# Replacement Fence for an older Craftsman Table Saw



## brizak79 (May 20, 2011)

I've got an older 70's era (I think) Craftsman table saw that been working pretty good for me, except the fence. I'm looking to upgrade it, and was wondering if anyone had any suggestions? The saw is a 12" Craftsman Commercial Floor Saw (see attachment). So far I've come across the 'Delta T2 Fence System', the 'Shop Fox Classic Fence System', the 'Grizzly Aluma-Classic Fence'. Any suggestions out of these? Any other ones I have missed? Thanks...


----------



## Pirate (Jul 23, 2009)

Price aside, I would choose the Shop Fox. For the price the T-2 is great.
I don't care for the aluminum faces on the Aluma-classic.


----------



## 240sxguy (Sep 13, 2010)

I wrote a review on the T2 on this site. I used it extensively the last two weeks and love it. Granted I am a hobbiest but I couldn't be happier.


----------



## JohnK007 (Nov 14, 2009)

The Delta T2. Can't beat the price. Why pay so much more for the same basic style fence?


----------



## troyd1976 (Jul 26, 2011)

+1 on the delta T-2, great fence outstanding accuracy, never a trouble putting the fence back to a mark you'd used earlier and getting the same size piece cut.
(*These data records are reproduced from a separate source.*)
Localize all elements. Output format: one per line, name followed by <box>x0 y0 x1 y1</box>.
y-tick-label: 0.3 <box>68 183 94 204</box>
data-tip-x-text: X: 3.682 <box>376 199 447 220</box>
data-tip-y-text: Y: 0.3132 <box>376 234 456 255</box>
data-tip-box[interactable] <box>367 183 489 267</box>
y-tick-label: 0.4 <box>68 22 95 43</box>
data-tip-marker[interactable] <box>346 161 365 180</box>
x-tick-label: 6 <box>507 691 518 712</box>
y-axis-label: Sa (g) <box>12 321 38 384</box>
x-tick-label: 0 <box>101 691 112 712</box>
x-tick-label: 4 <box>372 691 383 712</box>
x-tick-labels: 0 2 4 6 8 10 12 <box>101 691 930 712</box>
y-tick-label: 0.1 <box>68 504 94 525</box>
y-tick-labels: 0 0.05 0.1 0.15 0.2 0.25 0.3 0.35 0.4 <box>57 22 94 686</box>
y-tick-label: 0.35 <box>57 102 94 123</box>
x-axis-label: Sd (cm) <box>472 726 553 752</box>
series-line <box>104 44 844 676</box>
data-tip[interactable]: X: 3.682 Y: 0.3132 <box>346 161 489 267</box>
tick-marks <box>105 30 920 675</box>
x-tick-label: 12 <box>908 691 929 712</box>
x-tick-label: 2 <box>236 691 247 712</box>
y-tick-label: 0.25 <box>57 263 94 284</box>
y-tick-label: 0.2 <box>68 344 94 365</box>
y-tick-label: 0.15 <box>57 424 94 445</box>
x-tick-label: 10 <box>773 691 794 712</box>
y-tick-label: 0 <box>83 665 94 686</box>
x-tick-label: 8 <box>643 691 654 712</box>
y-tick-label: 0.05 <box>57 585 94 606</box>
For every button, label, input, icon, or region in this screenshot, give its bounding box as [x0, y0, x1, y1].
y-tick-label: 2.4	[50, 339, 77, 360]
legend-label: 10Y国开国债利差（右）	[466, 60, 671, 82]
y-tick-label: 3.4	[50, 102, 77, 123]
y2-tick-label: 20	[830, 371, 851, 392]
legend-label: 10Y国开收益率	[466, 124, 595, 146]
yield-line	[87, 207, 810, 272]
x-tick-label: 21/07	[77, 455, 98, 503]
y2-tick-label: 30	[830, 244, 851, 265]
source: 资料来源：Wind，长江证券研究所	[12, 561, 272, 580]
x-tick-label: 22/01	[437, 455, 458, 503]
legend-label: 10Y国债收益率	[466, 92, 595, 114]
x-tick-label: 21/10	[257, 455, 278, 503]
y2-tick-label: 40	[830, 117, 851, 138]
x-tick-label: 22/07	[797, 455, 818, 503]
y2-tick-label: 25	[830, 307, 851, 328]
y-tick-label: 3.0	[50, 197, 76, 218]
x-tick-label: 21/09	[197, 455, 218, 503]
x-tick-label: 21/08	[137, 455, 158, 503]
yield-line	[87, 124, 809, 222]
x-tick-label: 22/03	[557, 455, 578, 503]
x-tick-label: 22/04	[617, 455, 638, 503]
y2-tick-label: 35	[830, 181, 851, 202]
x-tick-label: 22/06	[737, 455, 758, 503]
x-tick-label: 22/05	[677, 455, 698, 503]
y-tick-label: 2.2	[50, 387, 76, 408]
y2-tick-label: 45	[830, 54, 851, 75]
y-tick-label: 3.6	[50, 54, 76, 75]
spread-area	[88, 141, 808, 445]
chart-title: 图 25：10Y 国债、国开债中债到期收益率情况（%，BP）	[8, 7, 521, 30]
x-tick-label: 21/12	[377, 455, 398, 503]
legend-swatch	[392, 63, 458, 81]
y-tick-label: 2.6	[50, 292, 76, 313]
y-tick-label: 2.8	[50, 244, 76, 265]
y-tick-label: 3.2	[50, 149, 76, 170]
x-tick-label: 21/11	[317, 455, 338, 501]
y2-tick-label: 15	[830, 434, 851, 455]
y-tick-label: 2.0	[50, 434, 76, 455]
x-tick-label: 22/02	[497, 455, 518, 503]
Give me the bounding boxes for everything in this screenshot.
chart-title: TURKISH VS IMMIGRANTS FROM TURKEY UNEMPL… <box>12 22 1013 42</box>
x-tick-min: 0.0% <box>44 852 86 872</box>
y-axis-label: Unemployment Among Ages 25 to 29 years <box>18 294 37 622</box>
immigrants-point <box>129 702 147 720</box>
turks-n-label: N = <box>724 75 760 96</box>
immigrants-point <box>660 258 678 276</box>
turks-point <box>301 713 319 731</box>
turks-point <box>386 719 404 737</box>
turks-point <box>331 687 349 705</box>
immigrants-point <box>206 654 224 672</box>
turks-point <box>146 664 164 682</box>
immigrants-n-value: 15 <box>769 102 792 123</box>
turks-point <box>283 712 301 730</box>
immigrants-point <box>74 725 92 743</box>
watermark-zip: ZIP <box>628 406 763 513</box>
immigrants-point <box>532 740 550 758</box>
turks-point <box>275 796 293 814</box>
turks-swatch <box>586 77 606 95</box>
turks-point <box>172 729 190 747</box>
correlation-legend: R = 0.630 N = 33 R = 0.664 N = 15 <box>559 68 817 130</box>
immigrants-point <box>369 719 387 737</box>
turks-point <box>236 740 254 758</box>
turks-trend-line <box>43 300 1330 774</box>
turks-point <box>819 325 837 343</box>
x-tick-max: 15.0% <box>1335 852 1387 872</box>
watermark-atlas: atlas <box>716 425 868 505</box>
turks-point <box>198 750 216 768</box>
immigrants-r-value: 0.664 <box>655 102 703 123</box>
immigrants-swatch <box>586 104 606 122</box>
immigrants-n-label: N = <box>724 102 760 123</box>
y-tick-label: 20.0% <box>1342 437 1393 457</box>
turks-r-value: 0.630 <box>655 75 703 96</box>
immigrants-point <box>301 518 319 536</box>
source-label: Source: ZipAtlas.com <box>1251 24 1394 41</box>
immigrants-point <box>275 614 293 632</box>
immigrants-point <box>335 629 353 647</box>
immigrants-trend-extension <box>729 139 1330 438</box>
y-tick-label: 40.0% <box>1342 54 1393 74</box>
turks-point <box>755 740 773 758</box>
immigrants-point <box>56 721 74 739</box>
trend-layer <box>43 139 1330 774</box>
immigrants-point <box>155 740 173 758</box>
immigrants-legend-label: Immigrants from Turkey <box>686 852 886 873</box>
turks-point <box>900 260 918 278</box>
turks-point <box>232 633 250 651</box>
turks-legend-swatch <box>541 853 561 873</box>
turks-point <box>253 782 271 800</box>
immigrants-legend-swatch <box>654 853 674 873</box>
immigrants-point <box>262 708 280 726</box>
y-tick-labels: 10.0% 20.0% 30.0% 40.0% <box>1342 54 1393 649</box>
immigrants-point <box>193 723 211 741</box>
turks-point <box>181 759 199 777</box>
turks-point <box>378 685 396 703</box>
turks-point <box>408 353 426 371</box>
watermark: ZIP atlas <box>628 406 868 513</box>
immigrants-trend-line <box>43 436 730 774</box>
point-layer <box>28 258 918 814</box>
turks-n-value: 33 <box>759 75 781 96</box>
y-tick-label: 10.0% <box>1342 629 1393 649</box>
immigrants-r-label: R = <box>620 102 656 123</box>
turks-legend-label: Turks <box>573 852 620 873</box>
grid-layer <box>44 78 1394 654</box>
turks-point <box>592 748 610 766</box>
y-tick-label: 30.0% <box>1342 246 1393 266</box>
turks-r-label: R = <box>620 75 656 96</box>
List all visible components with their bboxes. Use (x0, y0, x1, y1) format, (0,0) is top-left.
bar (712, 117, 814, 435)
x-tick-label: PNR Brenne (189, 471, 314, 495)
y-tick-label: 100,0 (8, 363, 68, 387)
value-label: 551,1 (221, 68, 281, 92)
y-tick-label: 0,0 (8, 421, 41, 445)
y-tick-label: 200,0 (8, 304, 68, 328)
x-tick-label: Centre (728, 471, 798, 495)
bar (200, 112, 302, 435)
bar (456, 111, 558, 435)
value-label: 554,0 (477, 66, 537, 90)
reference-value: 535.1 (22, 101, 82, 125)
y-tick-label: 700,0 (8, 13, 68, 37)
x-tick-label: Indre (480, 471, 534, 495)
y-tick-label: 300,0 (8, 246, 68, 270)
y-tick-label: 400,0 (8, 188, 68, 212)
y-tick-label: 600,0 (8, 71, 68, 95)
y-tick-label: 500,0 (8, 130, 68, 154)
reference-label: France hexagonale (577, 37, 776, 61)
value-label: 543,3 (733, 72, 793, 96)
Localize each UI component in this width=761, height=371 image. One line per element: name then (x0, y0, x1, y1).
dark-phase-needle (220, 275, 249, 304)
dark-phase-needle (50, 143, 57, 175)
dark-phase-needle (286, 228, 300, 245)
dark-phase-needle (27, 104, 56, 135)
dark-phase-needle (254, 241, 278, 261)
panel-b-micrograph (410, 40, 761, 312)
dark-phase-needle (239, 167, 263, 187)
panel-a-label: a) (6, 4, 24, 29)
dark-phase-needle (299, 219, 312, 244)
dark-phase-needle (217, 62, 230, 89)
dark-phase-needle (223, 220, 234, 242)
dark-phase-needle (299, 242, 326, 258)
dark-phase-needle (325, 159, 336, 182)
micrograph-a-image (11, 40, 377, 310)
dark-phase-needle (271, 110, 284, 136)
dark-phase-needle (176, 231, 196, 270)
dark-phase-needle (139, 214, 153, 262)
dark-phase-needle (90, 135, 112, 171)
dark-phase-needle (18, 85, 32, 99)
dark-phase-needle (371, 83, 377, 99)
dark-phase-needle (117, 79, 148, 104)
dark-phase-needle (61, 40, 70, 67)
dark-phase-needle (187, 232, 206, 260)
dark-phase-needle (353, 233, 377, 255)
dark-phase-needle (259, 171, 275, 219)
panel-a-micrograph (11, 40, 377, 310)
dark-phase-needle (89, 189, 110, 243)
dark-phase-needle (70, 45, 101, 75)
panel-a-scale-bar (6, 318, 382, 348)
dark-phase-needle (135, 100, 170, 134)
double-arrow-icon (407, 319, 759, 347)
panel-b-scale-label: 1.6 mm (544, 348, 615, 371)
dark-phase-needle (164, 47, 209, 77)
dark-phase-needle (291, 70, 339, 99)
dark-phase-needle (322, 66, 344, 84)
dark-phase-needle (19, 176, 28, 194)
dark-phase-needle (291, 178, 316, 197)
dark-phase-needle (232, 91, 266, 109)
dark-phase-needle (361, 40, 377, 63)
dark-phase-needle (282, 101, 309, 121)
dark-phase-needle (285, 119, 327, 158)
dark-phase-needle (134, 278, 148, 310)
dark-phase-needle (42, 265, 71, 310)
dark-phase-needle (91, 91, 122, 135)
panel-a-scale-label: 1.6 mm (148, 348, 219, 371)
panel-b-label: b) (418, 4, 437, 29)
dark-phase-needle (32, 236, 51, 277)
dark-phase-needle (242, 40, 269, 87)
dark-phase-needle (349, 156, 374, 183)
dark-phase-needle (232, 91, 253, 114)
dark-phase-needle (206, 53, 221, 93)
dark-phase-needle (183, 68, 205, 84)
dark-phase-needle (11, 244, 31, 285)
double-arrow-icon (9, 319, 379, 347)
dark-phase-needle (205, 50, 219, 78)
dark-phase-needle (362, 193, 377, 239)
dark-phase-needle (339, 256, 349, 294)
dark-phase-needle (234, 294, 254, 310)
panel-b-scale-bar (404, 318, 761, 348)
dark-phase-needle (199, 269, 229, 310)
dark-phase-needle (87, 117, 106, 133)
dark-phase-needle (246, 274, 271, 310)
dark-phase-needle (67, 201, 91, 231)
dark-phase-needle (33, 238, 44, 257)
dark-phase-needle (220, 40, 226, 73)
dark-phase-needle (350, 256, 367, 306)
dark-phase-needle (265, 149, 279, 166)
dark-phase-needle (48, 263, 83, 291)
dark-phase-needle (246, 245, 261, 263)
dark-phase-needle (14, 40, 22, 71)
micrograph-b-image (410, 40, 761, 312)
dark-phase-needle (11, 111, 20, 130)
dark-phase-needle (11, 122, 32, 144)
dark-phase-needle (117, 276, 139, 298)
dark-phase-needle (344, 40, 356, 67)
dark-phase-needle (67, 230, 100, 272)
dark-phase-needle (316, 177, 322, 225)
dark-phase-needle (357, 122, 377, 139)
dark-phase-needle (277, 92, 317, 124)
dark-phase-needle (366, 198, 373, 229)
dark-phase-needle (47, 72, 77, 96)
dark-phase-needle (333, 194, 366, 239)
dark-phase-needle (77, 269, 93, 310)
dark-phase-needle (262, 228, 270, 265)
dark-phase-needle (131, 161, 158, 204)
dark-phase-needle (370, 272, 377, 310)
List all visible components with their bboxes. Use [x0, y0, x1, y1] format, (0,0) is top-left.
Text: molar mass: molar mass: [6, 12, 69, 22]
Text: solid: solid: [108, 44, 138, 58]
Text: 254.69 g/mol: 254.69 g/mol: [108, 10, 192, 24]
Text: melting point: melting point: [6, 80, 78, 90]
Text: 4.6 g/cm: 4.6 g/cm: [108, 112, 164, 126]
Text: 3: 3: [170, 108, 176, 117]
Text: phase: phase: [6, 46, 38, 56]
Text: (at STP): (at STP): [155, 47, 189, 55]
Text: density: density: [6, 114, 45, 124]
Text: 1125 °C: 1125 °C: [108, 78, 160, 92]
If i had a more expensive rig id jump to the besie, but for the money the T-2 cannot be beat.


----------



## knotscott (Nov 8, 2007)

Those are all good fences, but the T2 is tough to beat at ~ $150 from Tools-plus.com.


----------



## brizak79 (May 20, 2011)

I appreciate the comments! I think I'm gonna go for the T2; anything will be better than what I have on there now! :thumbsup:


----------



## brizak79 (May 20, 2011)

Well, I got the T2 fence in on Thursday, and I wasn't expecting such a huge box! 6 feet long, 1-1/2 feet wide, & 8" thick, weighing in at 60 pounds! I was a little intimidated once I un-boxed it & looked at my table saw, as NONE of the holes lined up! Instead of just packing it back up & sending it back, I decided to browse the good ol' internet for a solution. I came across a blog by a Brandon Croft (http://brandoncroft.com/2011/05/10/upgrading-craftsman-table-saw/) that was a real life saver. Most people suggested re-drilling all the holes in the guide rail, which seemed daunting. He suggested drilling just ONE hole in the table saw. This worked GREAT! :thumbsup: The hardest part was once it came time to install the rear guide rail; my saw had NO holes in it at all!  So, after some careful measuring, shimming, propping, & praying, I drilled a few more holes. Much to my surprise, I DIDN'T SCREW IT UP!! :laughing:


----------



## knotscott (Nov 8, 2007)

Cool! Glad you worked through it, and glad you posted a follow up! ...Always nice to know the outcome. :thumbsup:

How's it working out for you?


----------



## brizak79 (May 20, 2011)

I had to move the scale about 2", but with a little adjustment of the pointer, it is very accurate. And now the saw cuts like BUTTA'!! :smile:


----------



## troyd1976 (Jul 26, 2011)

Great looking install man, and you will not ever regret the 150..The T-2 IMO makes an old saw feel like a shinny new caddy.


----------